If you require that f map to integers this is impossible.
Suppose that there is such a map f. Consider the strings a, aa, aaa, etc. Consider the values f(a), f(aa), f(aaa), etc. As we require that f(a) < f(aa) < f(aaa) < ... we see that f(a_n) tends to infinity as n tends to infinity; here I am using the obvious notation that a_n is the character a repeated n times. Now consider the string b. We require that f(a_n) < f(b) for all n. But f(b) is some finite integer and we just showed that f(a_n) goes to infinity. We have a contradiction. No such map is possible.
Maybe you could tell us what you need this for? This is fairly abstract and we might be able to suggest something more suitable. Further, don't necessarily worry about solving "it" generally. YAGNI and all that.
As a corollary to Jason's answer, if you can map your strings to rational numbers, such a mapping is very straightforward. If code(c) is the ASCII code of the character c and s[i] is theith character in the string s, just sum like follows:
result <- 0
scale <- 1
for i from 1 to length(s)
scale <- scale / 26
index <- (1 + code(s[i]) - code('a'))
result <- result + index / scale
end for
return result
This maps the empty string to 0, and every other string to a rational number between 0 and 1, maintaining lexicographical order. If you have arbitrary-precision decimal floating-point numbers, you can replace the division by powers of 26 with powers of 100 and still have exactly representable numbers; with arbitrary precision binary floating-point numbers, you can divide by powers of 32.
what you are asking for is a a temporary suspension of the pigeon hole principle (http://en.wikipedia.org/wiki/Pigeonhole_principle).
The strings are the pigeons, the numbers are the holes.
There are more pigeons than holes, so you can't put each pigeon in its own hole.
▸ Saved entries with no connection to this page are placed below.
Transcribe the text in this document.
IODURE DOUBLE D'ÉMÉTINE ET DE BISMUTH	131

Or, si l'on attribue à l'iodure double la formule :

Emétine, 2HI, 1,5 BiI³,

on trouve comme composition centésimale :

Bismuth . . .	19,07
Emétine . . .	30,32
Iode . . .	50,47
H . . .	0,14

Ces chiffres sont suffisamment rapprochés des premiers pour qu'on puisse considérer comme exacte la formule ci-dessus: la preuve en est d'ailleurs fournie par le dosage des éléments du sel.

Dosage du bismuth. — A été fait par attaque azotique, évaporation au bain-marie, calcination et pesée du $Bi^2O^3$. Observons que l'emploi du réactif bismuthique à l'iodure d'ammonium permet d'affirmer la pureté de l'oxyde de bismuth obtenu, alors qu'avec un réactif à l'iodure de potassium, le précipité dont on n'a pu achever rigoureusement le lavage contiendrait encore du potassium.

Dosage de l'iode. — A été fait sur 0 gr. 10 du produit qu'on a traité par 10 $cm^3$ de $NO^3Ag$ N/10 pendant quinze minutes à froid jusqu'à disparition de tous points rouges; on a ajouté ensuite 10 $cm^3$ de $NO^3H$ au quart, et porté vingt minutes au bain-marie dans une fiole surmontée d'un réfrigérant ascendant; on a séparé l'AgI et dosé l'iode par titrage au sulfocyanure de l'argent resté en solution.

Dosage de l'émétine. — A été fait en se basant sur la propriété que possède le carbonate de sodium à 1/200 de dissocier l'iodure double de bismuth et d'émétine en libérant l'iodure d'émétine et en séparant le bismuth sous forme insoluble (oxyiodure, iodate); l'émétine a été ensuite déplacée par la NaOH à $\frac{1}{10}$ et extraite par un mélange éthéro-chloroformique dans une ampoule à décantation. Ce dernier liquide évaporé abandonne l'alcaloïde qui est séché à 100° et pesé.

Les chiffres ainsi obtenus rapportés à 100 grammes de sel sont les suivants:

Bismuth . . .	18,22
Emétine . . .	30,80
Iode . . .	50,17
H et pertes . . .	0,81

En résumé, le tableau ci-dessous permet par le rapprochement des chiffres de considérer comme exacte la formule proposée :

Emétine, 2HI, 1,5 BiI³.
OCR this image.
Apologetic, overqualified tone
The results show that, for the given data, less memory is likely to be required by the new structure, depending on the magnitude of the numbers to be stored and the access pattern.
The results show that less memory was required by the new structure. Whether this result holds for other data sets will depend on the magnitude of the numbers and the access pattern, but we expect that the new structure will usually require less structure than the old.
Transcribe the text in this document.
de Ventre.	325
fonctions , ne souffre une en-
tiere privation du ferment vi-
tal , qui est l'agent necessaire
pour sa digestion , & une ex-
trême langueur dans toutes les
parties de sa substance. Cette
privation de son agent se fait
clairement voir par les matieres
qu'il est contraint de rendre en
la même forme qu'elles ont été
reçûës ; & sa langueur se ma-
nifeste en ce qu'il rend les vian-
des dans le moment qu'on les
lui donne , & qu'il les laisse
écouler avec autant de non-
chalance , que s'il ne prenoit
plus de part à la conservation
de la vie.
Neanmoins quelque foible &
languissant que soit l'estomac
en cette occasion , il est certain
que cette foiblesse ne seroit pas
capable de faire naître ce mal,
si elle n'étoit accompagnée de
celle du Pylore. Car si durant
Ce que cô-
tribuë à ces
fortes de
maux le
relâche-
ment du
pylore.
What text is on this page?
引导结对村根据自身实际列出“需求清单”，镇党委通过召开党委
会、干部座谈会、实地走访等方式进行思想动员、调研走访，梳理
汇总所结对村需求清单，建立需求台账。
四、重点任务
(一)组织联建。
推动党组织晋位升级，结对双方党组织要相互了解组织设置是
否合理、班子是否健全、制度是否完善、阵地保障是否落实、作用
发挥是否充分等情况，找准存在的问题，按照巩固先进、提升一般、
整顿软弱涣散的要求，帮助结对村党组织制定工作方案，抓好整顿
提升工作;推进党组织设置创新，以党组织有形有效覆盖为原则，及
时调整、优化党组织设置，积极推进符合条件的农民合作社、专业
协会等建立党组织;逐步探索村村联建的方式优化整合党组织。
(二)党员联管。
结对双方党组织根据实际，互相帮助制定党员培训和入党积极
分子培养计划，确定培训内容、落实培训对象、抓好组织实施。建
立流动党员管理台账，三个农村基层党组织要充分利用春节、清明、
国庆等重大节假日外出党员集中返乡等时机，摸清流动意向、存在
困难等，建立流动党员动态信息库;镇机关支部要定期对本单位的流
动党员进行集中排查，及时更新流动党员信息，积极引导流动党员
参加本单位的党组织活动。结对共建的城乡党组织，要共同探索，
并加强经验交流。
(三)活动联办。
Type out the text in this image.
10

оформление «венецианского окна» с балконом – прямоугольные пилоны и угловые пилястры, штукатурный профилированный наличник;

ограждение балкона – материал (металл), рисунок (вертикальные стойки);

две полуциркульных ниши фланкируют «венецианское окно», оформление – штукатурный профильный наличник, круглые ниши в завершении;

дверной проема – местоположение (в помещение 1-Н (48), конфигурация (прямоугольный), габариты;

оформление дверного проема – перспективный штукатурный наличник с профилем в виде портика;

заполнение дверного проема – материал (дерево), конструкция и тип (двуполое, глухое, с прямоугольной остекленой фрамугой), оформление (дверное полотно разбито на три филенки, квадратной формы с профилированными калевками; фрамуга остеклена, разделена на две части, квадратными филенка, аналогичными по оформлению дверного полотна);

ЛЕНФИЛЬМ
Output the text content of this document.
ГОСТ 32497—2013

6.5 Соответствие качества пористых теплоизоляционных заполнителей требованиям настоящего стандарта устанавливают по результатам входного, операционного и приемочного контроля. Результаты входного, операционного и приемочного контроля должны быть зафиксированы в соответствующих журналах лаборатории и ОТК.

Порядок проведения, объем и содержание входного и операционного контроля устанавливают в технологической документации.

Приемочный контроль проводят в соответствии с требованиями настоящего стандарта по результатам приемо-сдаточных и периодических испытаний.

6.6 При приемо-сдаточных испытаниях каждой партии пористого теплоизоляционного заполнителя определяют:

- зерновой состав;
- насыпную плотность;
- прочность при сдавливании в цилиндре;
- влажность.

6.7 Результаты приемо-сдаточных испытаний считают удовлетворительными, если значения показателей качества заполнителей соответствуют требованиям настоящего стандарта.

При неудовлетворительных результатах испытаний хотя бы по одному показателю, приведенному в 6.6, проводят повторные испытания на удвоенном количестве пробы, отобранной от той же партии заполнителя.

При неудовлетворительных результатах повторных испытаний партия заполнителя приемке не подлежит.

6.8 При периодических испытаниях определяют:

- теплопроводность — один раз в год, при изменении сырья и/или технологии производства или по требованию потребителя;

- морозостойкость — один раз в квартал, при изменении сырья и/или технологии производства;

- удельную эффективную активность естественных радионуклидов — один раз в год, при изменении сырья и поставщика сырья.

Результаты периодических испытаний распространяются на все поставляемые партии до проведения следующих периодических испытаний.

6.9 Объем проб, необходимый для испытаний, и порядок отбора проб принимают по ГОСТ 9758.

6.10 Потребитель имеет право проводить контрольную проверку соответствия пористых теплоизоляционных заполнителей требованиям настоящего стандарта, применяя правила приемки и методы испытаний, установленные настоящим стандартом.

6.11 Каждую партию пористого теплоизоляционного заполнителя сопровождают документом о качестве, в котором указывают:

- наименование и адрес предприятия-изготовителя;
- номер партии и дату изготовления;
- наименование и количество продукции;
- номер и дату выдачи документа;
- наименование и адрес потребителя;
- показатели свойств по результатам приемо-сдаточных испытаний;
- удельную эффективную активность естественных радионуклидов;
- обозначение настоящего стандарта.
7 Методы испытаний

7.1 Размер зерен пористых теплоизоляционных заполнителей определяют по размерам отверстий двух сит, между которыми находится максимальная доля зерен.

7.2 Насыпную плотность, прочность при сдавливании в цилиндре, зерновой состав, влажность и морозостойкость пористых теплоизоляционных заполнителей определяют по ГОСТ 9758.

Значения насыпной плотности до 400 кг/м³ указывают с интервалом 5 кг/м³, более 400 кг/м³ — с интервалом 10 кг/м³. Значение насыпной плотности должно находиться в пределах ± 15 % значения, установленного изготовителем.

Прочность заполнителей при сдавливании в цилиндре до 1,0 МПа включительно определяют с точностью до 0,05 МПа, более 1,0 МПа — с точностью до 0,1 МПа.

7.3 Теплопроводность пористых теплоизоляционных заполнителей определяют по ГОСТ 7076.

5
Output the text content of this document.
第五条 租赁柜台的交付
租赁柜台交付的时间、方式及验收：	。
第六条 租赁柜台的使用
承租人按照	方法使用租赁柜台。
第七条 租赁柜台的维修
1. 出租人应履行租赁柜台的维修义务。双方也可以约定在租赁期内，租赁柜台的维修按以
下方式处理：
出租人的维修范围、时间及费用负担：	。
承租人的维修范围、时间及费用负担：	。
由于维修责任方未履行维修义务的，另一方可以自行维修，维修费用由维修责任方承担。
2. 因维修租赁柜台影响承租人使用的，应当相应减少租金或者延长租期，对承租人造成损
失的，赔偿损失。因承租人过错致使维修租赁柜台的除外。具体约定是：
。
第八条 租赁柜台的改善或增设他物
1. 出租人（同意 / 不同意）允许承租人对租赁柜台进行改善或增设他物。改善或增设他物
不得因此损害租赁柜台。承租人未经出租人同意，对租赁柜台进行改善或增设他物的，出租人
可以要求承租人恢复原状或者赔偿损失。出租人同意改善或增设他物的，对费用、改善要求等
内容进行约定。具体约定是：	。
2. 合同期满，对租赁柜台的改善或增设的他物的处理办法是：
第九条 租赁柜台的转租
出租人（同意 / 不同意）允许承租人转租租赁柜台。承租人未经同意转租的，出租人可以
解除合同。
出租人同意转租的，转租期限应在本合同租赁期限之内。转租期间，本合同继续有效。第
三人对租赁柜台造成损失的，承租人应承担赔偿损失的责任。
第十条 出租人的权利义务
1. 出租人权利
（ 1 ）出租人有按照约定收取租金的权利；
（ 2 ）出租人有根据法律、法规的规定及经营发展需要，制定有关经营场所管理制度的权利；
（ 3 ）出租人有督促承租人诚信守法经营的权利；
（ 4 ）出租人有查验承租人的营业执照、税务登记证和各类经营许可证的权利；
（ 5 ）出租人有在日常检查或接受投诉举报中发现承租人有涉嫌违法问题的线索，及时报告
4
You would be much better off writing a comparator which you can supply to a sort function. The comparator takes two strings and returns -1, 0, or 1. Even if you could create such a map, you still have to sort on it. If you need both a "hash" and the order, then keep stuff in two data structures - one that preserves the order, and one that allows fast access.
Maybe a Radix Tree is what you're looking for?
A radix tree, Patricia trie/tree, or
crit bit tree is a specialized set
data structure based on the trie that
is used to store a set of strings. In
contrast with a regular trie, the
edges of a Patricia trie are labelled
with sequences of characters rather
than with single characters. These can
be strings of characters, bit strings
such as integers or IP addresses, or
generally arbitrary sequences of
objects in lexicographical order.
Sometimes the names radix tree and
crit bit tree are only applied to
trees storing integers and Patricia
trie is retained for more general
inputs, but the structure works the
same way in all cases.
LWN.net also has an article describing this data structures use in the Linux kernel.
I have post a question here https://stackoverflow.com/questions/22798824/what-lexicographic-order-means
As workaround you can append empty symbols with code zero to right side of the string, and use expansion from case II.
Without such expansion with extra empty symbols I' m actually don't know how to make such mapping....
But if you have a finite set of Symbols (V), then |V*| is eqiualent to |N| -- fact from Disrete Math.